人生とは失っていくことなのだろうか。映画「四月の永い夢」に寄せて。
最初、全然違う長い文章を書いたんだけど、
読み返すと心底気持ち悪かったので、消して書き直しました。
5月12日に中川龍太郎監督の「四月の永い夢」という映画が公開されました。
わたしは監督の2作前の「愛の小さな歴史」から監督に陶酔しきっておりまして、
長編、中編共にソフト化されてるものは全部見てますし、
ご縁があって神戸で出会った後、ちょくちょくと連絡を取ったり
東京では飲みに連れていただいたこともあるくらいよくしていただいてて。
色々と冷静さを失った部分はあるかと思いますが、本当に傑作でした。
普段映画を人に勧めたりしないけど、とりあえず「この人なら見に行ってくれそう」
って人10人くらいにLINEで「今すぐ四月の永い夢を見にいくように!」と突然連絡したほどです。
そして今もこうやって文章を書いている。
本当に気持ち悪いと思います。
せっかくなので中川監督のファンらしく、
「四月の永い夢」の良さを「走れ、絶望に追いつかれない速さ」を比較対象に出して
文章を紡いでいこうと思います。
前提としてこの2作には共通したテーマがあります。
それは”大事な人の死”
これは監督自身、学生時代の親友を亡くしたという経験から来たもの。
前作「走れ、絶望に追いつかれない速さで」は主演太賀くんを通して、自分自身の内向きでギザギザした葛藤や悔恨といった感情を“解放”する物語だったとわたしは感じています。
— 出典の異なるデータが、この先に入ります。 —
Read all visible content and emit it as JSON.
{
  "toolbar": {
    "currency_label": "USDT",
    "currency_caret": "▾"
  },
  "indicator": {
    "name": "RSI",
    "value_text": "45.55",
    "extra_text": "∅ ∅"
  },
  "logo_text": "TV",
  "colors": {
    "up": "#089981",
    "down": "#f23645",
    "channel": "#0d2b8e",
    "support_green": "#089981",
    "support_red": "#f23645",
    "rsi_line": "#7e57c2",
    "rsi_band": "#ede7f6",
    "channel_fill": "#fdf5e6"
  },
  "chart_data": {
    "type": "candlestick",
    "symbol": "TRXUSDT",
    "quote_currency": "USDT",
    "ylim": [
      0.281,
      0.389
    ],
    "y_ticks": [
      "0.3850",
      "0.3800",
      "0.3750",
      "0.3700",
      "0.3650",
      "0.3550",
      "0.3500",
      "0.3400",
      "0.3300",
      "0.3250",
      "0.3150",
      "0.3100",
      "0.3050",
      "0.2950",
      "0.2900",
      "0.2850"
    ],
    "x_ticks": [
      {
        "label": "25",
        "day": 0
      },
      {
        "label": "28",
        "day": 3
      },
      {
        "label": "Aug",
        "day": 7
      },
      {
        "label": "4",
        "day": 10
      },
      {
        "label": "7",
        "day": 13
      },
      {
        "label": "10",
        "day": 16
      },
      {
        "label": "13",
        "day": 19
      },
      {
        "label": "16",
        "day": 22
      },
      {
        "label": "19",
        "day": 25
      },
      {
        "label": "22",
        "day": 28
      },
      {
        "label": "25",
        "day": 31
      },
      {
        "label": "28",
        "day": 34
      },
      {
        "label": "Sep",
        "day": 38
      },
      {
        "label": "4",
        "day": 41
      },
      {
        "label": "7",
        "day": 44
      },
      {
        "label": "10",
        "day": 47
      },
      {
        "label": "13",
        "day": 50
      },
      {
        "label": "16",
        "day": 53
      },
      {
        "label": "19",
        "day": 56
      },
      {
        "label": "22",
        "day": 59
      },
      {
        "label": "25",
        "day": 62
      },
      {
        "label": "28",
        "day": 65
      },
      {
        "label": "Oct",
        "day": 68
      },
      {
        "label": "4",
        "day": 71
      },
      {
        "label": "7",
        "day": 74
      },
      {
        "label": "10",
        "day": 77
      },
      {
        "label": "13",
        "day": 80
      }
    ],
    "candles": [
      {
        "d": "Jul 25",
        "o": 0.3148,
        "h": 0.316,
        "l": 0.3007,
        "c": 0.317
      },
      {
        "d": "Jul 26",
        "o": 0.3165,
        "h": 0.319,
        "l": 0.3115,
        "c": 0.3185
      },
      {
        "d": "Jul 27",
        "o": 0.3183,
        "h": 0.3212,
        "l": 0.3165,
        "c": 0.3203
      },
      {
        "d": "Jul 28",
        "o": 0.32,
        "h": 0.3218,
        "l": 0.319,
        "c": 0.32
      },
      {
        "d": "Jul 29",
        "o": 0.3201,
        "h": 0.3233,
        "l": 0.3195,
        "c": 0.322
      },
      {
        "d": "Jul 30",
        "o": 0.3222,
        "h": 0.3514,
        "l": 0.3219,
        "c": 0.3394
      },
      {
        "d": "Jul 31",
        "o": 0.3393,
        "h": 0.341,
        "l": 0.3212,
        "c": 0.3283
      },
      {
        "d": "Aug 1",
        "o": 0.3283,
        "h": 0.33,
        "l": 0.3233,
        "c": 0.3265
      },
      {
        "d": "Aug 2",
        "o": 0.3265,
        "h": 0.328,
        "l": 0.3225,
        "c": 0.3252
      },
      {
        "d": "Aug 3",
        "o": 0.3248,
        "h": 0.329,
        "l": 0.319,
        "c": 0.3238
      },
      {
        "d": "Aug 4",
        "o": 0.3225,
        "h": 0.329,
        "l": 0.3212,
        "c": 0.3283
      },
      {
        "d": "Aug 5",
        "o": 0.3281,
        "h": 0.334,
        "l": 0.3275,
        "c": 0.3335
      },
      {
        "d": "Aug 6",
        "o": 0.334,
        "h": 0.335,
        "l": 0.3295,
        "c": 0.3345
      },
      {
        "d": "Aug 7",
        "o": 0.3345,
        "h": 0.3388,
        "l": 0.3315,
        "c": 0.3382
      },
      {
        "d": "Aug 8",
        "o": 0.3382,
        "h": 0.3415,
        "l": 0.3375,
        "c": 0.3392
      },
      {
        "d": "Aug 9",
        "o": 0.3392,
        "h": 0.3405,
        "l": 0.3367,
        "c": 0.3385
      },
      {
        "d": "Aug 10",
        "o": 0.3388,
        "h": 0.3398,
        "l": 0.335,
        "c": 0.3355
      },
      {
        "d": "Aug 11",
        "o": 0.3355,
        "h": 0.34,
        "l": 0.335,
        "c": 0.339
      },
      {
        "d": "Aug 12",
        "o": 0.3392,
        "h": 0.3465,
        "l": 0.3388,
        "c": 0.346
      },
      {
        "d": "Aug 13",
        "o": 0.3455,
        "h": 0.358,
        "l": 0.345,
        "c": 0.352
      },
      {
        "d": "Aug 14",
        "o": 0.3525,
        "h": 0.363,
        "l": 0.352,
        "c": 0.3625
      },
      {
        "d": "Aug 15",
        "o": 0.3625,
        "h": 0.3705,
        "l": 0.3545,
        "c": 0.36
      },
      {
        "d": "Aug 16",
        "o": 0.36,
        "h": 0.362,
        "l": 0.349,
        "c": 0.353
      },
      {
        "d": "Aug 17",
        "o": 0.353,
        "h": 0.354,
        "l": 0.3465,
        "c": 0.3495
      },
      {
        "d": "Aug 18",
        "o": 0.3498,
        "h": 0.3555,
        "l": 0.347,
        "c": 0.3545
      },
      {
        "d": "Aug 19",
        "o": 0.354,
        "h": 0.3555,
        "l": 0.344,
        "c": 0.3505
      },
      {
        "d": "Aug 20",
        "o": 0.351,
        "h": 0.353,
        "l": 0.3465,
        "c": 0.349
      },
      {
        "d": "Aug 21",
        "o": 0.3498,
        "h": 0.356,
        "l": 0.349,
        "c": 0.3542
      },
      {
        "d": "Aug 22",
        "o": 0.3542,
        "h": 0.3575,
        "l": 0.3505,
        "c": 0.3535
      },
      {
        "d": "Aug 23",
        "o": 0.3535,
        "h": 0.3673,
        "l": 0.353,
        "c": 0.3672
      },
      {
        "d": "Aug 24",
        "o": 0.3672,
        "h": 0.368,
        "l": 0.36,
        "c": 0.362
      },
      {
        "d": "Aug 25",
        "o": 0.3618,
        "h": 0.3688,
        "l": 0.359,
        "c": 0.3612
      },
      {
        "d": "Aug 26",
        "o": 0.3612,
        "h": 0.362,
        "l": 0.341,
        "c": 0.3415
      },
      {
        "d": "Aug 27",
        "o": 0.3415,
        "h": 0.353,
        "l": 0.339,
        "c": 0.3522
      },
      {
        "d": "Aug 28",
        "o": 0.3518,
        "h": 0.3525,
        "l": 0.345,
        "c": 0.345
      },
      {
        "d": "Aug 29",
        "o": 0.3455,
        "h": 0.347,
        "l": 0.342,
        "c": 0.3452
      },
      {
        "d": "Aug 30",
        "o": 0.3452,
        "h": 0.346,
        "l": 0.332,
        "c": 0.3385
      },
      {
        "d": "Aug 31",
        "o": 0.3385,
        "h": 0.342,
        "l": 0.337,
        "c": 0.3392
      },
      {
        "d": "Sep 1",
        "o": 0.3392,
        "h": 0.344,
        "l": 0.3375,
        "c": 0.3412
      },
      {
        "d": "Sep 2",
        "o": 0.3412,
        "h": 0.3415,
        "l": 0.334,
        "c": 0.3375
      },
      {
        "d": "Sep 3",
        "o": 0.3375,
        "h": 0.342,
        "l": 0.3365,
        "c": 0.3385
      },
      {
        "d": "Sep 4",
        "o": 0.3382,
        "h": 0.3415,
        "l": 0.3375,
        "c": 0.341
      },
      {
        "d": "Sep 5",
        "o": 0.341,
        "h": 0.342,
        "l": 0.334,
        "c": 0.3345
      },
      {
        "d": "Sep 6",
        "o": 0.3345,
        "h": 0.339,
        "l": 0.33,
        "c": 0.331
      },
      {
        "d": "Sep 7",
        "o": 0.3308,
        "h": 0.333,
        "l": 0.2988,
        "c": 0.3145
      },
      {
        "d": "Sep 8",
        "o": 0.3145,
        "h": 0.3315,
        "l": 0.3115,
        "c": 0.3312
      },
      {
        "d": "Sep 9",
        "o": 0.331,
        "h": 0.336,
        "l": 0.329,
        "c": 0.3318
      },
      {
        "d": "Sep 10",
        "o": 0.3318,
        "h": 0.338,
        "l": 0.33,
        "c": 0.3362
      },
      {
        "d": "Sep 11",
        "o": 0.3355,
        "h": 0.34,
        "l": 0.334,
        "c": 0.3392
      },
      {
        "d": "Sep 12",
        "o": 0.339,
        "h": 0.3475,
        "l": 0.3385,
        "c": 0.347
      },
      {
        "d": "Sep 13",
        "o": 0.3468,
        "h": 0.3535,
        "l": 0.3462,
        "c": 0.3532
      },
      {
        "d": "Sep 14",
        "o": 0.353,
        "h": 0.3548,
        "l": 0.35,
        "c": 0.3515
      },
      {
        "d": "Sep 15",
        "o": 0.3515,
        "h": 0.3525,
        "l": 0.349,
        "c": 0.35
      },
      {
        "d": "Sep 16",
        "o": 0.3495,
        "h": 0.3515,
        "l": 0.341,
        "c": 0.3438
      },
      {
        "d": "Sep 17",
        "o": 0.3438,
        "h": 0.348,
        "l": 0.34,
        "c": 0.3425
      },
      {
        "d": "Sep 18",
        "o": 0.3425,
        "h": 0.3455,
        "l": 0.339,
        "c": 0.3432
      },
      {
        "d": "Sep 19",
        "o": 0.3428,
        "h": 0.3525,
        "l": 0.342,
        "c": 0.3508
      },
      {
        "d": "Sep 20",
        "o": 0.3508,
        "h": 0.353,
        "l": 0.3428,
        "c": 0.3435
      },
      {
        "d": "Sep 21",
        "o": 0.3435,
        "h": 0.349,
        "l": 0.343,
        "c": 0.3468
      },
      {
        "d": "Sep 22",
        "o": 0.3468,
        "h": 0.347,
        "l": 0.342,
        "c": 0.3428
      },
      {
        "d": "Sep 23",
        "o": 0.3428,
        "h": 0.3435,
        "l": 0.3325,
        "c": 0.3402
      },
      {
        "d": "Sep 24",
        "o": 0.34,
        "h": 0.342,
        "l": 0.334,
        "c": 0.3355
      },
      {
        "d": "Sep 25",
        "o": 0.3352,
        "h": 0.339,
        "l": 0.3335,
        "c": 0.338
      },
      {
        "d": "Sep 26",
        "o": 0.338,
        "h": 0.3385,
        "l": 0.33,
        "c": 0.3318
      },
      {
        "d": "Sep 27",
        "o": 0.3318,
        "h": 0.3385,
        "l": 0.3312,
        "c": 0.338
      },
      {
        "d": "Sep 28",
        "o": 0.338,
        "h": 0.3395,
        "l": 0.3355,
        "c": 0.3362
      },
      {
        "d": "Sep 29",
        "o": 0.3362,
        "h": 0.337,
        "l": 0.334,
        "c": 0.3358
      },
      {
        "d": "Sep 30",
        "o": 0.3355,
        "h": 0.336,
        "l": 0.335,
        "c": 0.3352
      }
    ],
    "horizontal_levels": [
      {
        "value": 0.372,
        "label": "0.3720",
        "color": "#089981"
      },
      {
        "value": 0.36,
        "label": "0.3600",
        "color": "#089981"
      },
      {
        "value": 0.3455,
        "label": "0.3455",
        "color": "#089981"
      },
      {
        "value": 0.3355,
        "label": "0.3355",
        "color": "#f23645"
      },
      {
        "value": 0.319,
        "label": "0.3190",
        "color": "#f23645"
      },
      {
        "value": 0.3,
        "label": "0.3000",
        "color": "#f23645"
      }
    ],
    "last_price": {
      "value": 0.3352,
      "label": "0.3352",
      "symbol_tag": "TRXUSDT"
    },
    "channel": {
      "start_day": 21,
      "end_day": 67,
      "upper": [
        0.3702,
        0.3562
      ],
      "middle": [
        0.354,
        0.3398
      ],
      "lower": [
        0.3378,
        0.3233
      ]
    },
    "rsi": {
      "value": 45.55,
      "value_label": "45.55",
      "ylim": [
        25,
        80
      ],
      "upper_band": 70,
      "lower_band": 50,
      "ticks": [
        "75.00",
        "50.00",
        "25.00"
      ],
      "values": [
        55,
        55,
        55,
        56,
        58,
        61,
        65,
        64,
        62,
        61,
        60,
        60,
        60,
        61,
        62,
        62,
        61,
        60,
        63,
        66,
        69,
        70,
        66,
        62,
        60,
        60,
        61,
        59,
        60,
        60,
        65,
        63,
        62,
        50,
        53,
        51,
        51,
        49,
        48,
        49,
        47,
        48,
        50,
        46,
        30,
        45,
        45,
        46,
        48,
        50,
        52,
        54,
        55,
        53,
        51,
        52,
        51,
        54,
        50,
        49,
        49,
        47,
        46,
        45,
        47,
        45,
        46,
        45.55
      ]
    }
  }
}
それでは今作「四月の長い夢」ではどうだったでしょうか。
それに対してわたしの答え。
「四月の永い夢」は”肯定”の物語だと思います
無理に忘れなくても、乗り越えようとしなくてもいいんだよ、って。
言ってくれてるような気がしました
「走れ」は自分自身の名前をつけることすらできない
葛藤やもどかしさといった感情に気づくこと=内向きのお話、に対して
「四月の永い夢」はそんな自分を認めてくれる人がいること、それに気づくことで
自分自身を見つけること=外へ向いたお話なんじゃないかなあ。
もちろん「走れ」でも第三者の介在はあるんだけど、
結構その部分はないがしろになってる感があって。
今回の「四月の永い夢」に出てくる染物工場で働く青年や、元教え子、元恋人のお母さんなんかは
ちゃんと主人公に向き合ってくれてて、ちゃんとそれに主人公が応えようとしている。
「走れ」の主人公に投影する荒々しいまでの衝動が監督自身の若さ故だとすれば、
「四月の永い夢」の主人公に対する監督の目線は引きのロングショットではあるんだけど優しいんですよね。もはや円熟の域というか。笑
こう前作と今作を比べて見るとやはりこの2作は対になってると思ってて。
どっちが好きかと言われると人によって結構分かれると思うんですよね。
わたしは「走れ」も劇場で3回見てるほど好きだけど「四月の永い夢」の方がもっと好きです。
ネタバレになるからあんまり言えないけど90分超の上映時間で4回泣きました。
もうどうしようかって感じです。
割とすぐ泣く方だけど、ファーストカットで涙腺震えてちょっと自分で笑っちゃいました。
なんだろう。
人生は失っていくもの、だなんてそんな年寄りくさいこと、
この歳で言いたくないよな。まだ24歳だし。
でもそのセリフがすごい響いたのは事実で。
失敗続きでどうしようもなく雁字搦めで辛い日々が続いて来たけど
それでもいっか、って笑って空を見上げれそう、明日は。
見終わって家に帰るとき思いました。
そんな生き方も悪くないのかもな、
この映画が肯定してくれる気がした。